The reason for having the shift information encoded into a single field is to provide flexibility when defining shifts. At the moment there are 2 shifts, occasionally there are extra shifts defined for special projects, these may span and include multiple existing shifts. To have separate columns would require a table definition change whenever a new temporary shift was required. Using the single column approach allows for a number of shifts to be defined with one of the following codes 1,2,4,8,16,32 etc. this allows a single record to be in more than one shift for instance if shift=12 then record is in shifts 3(4) and 4(8). Any additional shifts are included by simply adding the shift definition to a table for example Prime shift has the following definition.

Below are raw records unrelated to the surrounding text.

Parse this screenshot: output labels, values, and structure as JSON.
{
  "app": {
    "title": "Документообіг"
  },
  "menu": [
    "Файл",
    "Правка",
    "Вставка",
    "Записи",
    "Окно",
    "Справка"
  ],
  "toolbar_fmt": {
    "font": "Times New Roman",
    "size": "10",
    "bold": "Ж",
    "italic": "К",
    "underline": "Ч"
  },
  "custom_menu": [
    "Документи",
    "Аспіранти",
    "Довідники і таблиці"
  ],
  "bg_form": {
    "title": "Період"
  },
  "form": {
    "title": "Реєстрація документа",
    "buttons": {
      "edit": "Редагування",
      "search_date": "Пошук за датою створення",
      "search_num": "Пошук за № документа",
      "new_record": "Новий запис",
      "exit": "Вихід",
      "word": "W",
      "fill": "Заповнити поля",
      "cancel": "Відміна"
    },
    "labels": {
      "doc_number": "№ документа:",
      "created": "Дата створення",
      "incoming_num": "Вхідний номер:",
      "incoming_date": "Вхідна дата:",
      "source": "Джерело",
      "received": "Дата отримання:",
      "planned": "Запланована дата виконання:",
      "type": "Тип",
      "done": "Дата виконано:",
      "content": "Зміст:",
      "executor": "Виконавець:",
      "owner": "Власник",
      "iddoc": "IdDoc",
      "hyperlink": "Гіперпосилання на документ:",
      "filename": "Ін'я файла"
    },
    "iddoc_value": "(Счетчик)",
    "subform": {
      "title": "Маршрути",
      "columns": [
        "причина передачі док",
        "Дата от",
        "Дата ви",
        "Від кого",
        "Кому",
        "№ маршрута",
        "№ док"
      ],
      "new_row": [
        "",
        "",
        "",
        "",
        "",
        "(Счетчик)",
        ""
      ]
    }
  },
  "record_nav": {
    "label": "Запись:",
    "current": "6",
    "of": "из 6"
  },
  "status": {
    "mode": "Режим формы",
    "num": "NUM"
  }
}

(datepart(hh,date_time) >= 9 and

datepart(hh,date_time) <= 18 and

datepart(dw,date_time) in (2,3,4,5,6))

This code is added to a control table along with the shift flag value of 1. When the source data is read in, we have a function that uses each of the shift definitions to accumulate the shift value, i.e. it tests the datetime value against each of the shift definitions and summs the shift flag value if the condition is true.

Then summarisation is performed by firstly having a simple CTE

with classified as

(

select a.*,b.name

from testdata a

left join shifts b

on a.shift = b.shift

)

which classifies the data.

Lastly this data comes in batches of around 1,600,000,000 records so I really REALLY wanted to do it all in just one pass, which I think the above does.

Thanks again for all your input.